Chinese state media reports that the Shenzhen Intermediate People’s Court originally handed down five death sentences in November 2025; appeals were dismissed and some sentences were confirmed by the Supreme People’s Court. The Bai family is accused of running 41 compounds where routine violence, torture and militia activity supported extensive cyber-enabled fraud operations and other organised crime. The crackdown targets networks operating from Myanmar that have long exploited border gaps to victimise Chinese citizens and move large sums illegally.

Context and relevance

This development is part of a broader Beijing push to dismantle transnational scam hubs based in parts of Southeast Asia. For readers in gaming, payments, compliance, law enforcement or regional policy, it highlights rising geopolitical pressure to address cross-border fraud and the collapse of tolerated grey economies (casinos, red-light districts, scam centres) that previously operated with impunity.
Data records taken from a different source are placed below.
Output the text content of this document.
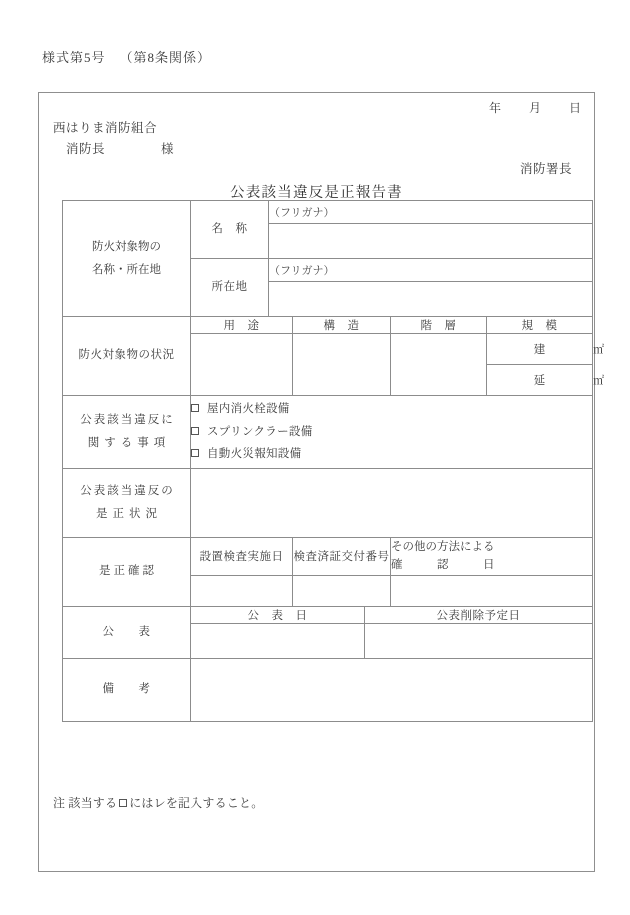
様式第5号 （第8条関係）
年 月 日
西はりま消防組合
消防長	様
消防署長
公表該当違反是正報告書
防火対象物の
名称・所在地	名　称	（フリガナ）					

	所在地	（フリガナ）					

防火対象物の状況	用　途		構　造		階　層	規　模	
						建	㎡
						延	㎡

公表該当違反に
関する事項

屋内消火栓設備
スプリンクラー設備
自動火災報知設備

公表該当違反の
是正状況							

是正確認	設置検査実施日		検査済証交付番号		その他の方法による
確　　　認　　　日		

公　　表	公　表　日			公表削除予定日			

備　　考							
注 該当する にはレを記入すること。
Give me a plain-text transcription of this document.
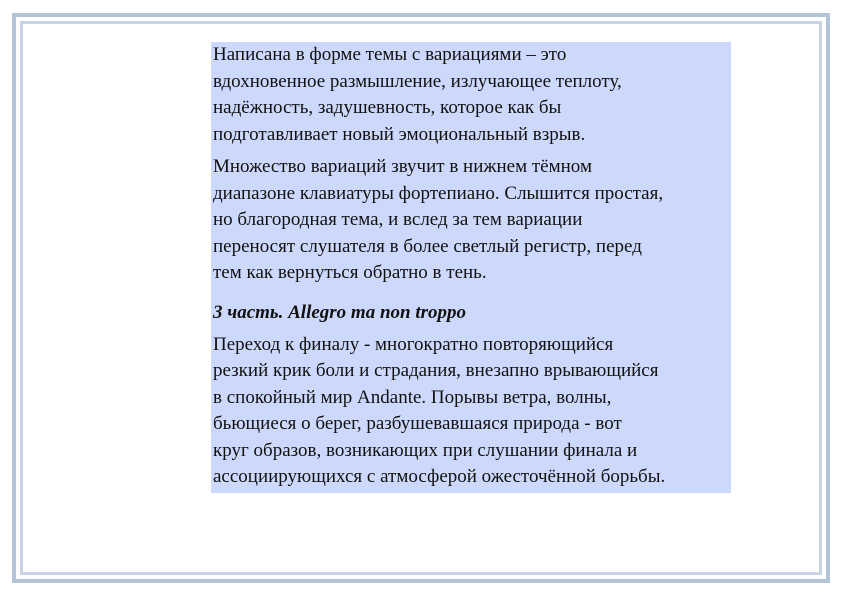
Написана в форме темы с вариациями – это
вдохновенное размышление, излучающее теплоту,
надёжность, задушевность, которое как бы
подготавливает новый эмоциональный взрыв.

Множество вариаций звучит в нижнем тёмном
диапазоне клавиатуры фортепиано. Слышится простая,
но благородная тема, и вслед за тем вариации
переносят слушателя в более светлый регистр, перед
тем как вернуться обратно в тень.

3 часть. Allegro ma non troppo

Переход к финалу - многократно повторяющийся
резкий крик боли и страдания, внезапно врывающийся
в спокойный мир Andante. Порывы ветра, волны,
бьющиеся о берег, разбушевавшаяся природа - вот
круг образов, возникающих при слушании финала и
ассоциирующихся с атмосферой ожесточённой борьбы.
Expect increased cooperation, tougher border enforcement and heightened scrutiny of businesses operating in or adjacent to these contested zones.

Why should I read this?

Quick and blunt: if you keep an eye on Southeast Asian security, gaming markets or fraud risks, this matters. Beijing’s making an example of these clans, which could shift how scams are run, where funds flow and how regulators and firms respond. We’ve skimmed the grim details so you don’t have to—but you should know the names, the scale (RMB290bn) and that enforcement is ramping up hard.